Regierungschef fordert seine Partei zum Kämpfen auf - doch in Umfragen führen die Konservativen.

Brighton. Eine Partei, die wieder an sich glaubt - so versuchte der britische Premier Gordon Brown gestern in Brighton das Labour-Lager, seine Regierungsbasis, wieder aufzurichten. Wo angesichts miserabler Umfragewerte vor dem Parteitag allenthalben Depression geherrscht hatte, appellierte der Regierungschef an den Kampfgeist der Seinen und ermunterte sie, einen neuen Sieg bei der Unterhauswahl im nächsten Mai anzusteuern.

"Nur Kämpfer und Glaubende sind in der Lage, die Welt zu verändern", rief er unter stürmischem Beifall: "Wir haben es in der Vergangenheit bewiesen, wir werden es auch in der Zukunft wieder beweisen." Dem Appell folgte eine lange Liste von Erfolgen, die Brown der Labour-Regierung zuguteschrieb. Über die Banken des Landes sagte er, sie würden "der Gesellschaft zurückzahlen müssen, was sie ihr vor der gegenwärtigen Finanzkrise schuldig geblieben" seien.

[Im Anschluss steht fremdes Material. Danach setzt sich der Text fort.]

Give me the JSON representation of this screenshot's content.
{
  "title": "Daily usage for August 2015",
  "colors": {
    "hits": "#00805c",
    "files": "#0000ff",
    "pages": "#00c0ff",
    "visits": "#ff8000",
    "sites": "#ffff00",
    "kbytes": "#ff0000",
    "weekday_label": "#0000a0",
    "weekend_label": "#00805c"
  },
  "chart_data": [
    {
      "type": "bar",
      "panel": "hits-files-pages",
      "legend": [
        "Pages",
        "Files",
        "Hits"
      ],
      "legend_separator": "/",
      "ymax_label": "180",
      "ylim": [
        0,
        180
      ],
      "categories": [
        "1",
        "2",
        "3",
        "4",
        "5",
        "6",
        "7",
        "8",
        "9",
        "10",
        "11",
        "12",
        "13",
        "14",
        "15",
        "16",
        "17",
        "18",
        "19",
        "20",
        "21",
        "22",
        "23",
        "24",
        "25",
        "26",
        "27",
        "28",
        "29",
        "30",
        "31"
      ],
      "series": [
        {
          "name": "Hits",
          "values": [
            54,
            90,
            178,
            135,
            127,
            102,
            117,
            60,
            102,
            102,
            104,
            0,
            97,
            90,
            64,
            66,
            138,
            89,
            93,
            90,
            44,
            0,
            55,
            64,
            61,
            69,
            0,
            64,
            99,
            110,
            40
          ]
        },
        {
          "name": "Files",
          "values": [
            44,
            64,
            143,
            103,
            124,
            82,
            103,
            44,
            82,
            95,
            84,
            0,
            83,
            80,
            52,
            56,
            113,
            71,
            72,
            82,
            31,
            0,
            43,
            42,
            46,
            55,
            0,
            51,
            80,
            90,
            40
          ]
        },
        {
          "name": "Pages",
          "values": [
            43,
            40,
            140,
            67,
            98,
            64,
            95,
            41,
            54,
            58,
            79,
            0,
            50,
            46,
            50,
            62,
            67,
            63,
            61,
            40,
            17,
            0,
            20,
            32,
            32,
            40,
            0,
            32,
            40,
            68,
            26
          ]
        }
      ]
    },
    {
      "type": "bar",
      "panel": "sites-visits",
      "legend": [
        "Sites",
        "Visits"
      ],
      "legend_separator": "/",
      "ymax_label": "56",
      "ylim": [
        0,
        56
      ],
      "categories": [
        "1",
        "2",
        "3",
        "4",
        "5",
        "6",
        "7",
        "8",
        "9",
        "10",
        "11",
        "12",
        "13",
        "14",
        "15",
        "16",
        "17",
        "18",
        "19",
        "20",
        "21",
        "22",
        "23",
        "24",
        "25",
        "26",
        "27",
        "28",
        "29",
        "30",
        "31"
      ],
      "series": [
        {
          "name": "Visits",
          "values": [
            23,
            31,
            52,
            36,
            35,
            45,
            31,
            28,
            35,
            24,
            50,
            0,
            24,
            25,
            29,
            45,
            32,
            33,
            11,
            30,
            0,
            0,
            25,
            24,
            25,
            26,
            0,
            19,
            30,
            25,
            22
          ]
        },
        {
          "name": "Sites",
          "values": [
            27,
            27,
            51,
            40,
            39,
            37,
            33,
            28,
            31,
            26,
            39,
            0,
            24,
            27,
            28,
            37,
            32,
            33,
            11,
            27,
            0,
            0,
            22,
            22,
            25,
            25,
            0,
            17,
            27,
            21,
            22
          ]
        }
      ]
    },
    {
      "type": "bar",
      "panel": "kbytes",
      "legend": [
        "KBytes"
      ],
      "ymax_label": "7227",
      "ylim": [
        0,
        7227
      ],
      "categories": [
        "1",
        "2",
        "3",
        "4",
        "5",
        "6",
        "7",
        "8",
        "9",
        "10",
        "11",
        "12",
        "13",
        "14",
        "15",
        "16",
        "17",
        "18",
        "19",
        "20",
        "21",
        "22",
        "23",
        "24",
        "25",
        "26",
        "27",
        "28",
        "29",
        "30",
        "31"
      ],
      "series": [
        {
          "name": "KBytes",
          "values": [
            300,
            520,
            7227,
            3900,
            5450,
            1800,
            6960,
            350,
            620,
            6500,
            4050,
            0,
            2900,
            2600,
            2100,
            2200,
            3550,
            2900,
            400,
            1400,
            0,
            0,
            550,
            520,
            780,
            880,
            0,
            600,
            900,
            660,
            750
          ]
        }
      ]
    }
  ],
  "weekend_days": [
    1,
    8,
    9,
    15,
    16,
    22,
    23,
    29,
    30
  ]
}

Kämpfen, kämpfen, kämpfen - das war bereits der Tenor, den Lord Mandelson, der Business-Minister, zuvor angestimmt hatte. Der Minister, zweimal in der Blair-Ära von seinen Kabinettsposten zurückgetreten und immer wieder zurückgekehrt an die Macht, nahm sein Comeback als Beispiel, dass auch die Geschicke von Labour sich wieder wenden könnten. "Wenn ich es schaffte, können wir alle es schaffen", sagte er. Mandelson, lange von großen Teilen der Partei verachtet, gilt heute als die wichtigste strategische Stütze Browns.

Vor Brown allerdings ergriff dessen Ehefrau Sarah als eine Art Cheerleader für den nachfolgenden Premier das Wort. Sie hat ihren Mann an Beliebtheit weit überflügelt und gilt inzwischen als Geheimwaffe von Labour, eine moderne Frau und großer Fan des Twitter-Netzwerkes, auf dem sie munter zwitschert von allen Orten der Welt, an denen sie sich jeweils aufhält. Sie hat inzwischen eine feste Gemeinde von über einer Dreiviertelmillion Anhängern, die regelmäßig ihre Twitter-Seite besuchen.

Brown legte in seiner Rede größten Wert darauf, bürgernah und fürsorglich zu erscheinen, um damit den Hauptvorwurf gegen ihn und die Labour-Partei zu entkräften: dass beide den Kontakt zum gemeinen Mann verloren hätten nach zwölf kontinuierlichen Jahren an der Macht. So kündigte er neue Programme zur Entlastung bei Kosten für Kinderbeaufsichtigung und zur beschleunigten Behandlung Krebskranker an.

Brown bestand darauf, dass sein Land vor einer existenziellen Wahl stünde: die wirtschaftlich bewährte Steuerung durch ihn und seine Regierung, oder die ideologielastigen Konservativen, unerfahren und "ohne Herz" für weniger begüterte Klassen als sie selber. Breiten Raum nahm daher auch seine Wirtschaftspolitik ein, wobei er den Tories nachsagte, sie hätten in der gegenwärtigen Krise krass versagt, weil sie nur auf die Spar-Karte gesetzt hätten, während staatliche finanzielle Stimulierung das Gesetz der Stunde war und ist. Doch Brown hat einen Berg zu besteigen: Die Konservativen stehen einer jüngsten Umfrage zufolge zwölf Punkte vor Labour, wobei Letztere von den Liberalen sogar auf den dritten Platz verwiesen wird. Kämpfen und kämpfen: Der Wahlkampf ist eröffnet.